There was a treatment delay of approximately 7 years among male respondents. Similar to our findings, Sanvisens et al. study (Sanvisens et al., 2020) found that male respondents first sought help for their AUD issues late in life. Public education to de-stigmatize and promote help-seeking behaviors should be strategically designed. Locating substance use specialists at the primary care level (i.e., polyclinics) could improve early detection and encourage help-seeking in males and females with alcohol use and dependence issues. Alternatively, providing CME/training on managing unhealthy alcohol use to GPs in the primary care setting could be beneficial for both male and female service users with alcohol-related issues (Lau et al., 2021). A possible reason for low help-seeking among both genders could be the lack of specialized services and access to or knowledge and awareness about them in Singapore, as well as the high levels of stigma associated with AUD and treatment seeking (Kilian et al., 2021; McCrady et al., 2020; Subramaniam et al., 2017). More research could be done to better understand the circumstances resulting in AUD, particularly among females, and to support them in seeking treatment and recovery.

As with all studies, there are limitations to our study. A notable limitation was the cross-sectional design, and hence, causality of the findings could not be determined. As mentioned previously, the study attempted to mitigate this limitation by analyzing the sample as AUD; however, the sample pool for AUD was still small. Hence, the small number of cases (e.g., AUD, comorbidity with OCD) in this study makes the findings challenging to be generalized. Furthermore, gender identity was not collected in this study; thus, the scope of gender differences is limited to male and female. Another limitation are respondents who had been excluded or refused to participate in the study, especially those in prison who could have a higher rate or lifetime alcohol problems.

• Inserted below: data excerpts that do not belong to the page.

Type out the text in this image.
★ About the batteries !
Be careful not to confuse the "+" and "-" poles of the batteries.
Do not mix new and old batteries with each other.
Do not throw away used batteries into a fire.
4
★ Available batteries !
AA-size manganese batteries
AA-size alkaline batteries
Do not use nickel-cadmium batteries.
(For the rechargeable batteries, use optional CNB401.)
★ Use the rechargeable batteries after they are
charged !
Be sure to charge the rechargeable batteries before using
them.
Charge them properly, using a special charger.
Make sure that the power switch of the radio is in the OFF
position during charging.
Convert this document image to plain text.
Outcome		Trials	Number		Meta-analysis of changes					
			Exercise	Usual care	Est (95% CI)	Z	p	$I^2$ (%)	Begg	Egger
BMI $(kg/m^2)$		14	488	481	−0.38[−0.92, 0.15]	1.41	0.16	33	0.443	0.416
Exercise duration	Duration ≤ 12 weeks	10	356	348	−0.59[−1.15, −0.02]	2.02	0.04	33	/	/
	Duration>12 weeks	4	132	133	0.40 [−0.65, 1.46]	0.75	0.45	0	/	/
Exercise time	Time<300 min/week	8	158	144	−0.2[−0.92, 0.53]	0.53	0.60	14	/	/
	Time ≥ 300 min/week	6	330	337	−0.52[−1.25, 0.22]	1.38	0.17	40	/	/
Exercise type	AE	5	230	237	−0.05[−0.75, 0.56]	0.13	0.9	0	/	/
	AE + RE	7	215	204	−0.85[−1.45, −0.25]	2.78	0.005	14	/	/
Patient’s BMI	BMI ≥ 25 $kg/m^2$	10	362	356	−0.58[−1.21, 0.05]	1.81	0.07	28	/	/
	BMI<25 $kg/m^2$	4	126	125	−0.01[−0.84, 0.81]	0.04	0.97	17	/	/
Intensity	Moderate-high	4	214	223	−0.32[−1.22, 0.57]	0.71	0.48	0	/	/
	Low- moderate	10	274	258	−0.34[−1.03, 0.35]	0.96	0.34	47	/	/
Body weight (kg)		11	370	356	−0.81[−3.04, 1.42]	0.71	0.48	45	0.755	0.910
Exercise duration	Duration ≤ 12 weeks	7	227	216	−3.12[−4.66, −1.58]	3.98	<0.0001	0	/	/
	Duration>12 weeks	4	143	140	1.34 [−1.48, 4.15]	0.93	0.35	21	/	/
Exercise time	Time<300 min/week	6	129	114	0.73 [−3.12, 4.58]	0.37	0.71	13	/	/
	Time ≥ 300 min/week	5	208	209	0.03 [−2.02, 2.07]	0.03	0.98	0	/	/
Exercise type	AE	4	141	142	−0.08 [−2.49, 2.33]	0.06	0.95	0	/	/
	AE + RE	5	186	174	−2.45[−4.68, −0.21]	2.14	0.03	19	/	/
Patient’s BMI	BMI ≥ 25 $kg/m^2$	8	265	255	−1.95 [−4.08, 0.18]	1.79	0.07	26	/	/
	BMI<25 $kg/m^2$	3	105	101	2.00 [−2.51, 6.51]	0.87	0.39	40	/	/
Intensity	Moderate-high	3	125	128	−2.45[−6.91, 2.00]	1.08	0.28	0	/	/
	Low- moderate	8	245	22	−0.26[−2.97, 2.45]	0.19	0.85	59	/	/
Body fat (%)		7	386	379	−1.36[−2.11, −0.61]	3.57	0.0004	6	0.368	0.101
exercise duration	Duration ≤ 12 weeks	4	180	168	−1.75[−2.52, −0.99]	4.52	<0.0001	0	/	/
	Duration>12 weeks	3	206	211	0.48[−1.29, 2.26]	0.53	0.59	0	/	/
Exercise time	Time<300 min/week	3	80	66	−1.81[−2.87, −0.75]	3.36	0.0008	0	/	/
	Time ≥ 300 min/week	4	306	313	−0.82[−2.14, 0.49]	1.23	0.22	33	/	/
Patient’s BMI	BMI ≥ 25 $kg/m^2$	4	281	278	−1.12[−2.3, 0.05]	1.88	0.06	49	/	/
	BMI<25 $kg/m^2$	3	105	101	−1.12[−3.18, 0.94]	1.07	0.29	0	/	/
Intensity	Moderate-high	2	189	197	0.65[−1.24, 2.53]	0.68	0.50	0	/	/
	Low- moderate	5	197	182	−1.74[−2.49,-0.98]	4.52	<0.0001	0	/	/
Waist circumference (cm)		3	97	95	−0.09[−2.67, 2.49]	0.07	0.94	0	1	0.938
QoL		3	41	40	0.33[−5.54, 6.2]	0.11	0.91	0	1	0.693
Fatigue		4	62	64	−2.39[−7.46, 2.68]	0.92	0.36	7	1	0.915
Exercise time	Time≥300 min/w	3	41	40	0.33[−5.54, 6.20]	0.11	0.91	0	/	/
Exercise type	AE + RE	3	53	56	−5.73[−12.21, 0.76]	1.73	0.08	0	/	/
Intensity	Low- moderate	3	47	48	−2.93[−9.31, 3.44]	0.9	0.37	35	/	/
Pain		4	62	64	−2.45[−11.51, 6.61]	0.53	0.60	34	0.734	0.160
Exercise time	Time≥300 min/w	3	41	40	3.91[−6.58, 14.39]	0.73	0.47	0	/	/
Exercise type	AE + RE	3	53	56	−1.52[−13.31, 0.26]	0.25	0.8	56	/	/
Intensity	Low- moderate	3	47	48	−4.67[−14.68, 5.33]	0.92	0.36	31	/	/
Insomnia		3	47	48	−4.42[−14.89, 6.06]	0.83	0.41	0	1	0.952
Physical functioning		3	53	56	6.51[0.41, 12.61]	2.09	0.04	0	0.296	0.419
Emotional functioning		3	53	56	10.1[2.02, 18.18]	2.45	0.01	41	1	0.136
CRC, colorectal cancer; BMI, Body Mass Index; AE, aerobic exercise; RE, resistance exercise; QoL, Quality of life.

In summary, similar to global estimates, males in Singapore had a higher prevalence of AUD than females. Although unlike Lim et al. and other studies conducted in different populations, this study did not uncover any gender convergence for AUD (Grucza et al., 2018; Kang et al., 2020; Lim et al., 2007; Slade et al., 2016). However, the exacerbation of OCD symptoms among females with AUD and OCD comorbidity warrants careful monitoring in Singapore. Moreover, although international findings had reported mixed evidence on gender differences in relation to recovery, the study unveiled an earlier age of recovery for females with AUD. In addition, both males and females showed remarkably low help-seeking for their AUD. Future research should consider a 2-phase investigation—firstly, an explorative study with individuals with AUD to understand the barriers to help-seeking with careful consideration for gender sensitive reasons to better facilitate targeted help-seeking behaviors. This could inform policymakers and relevant stakeholders to strategize campaigns to educate the public and destigmatize help-seeking. The second phase would be an implementation research evaluation of AUD services in Singapore to uncover barriers and adopt evidence-based improvements.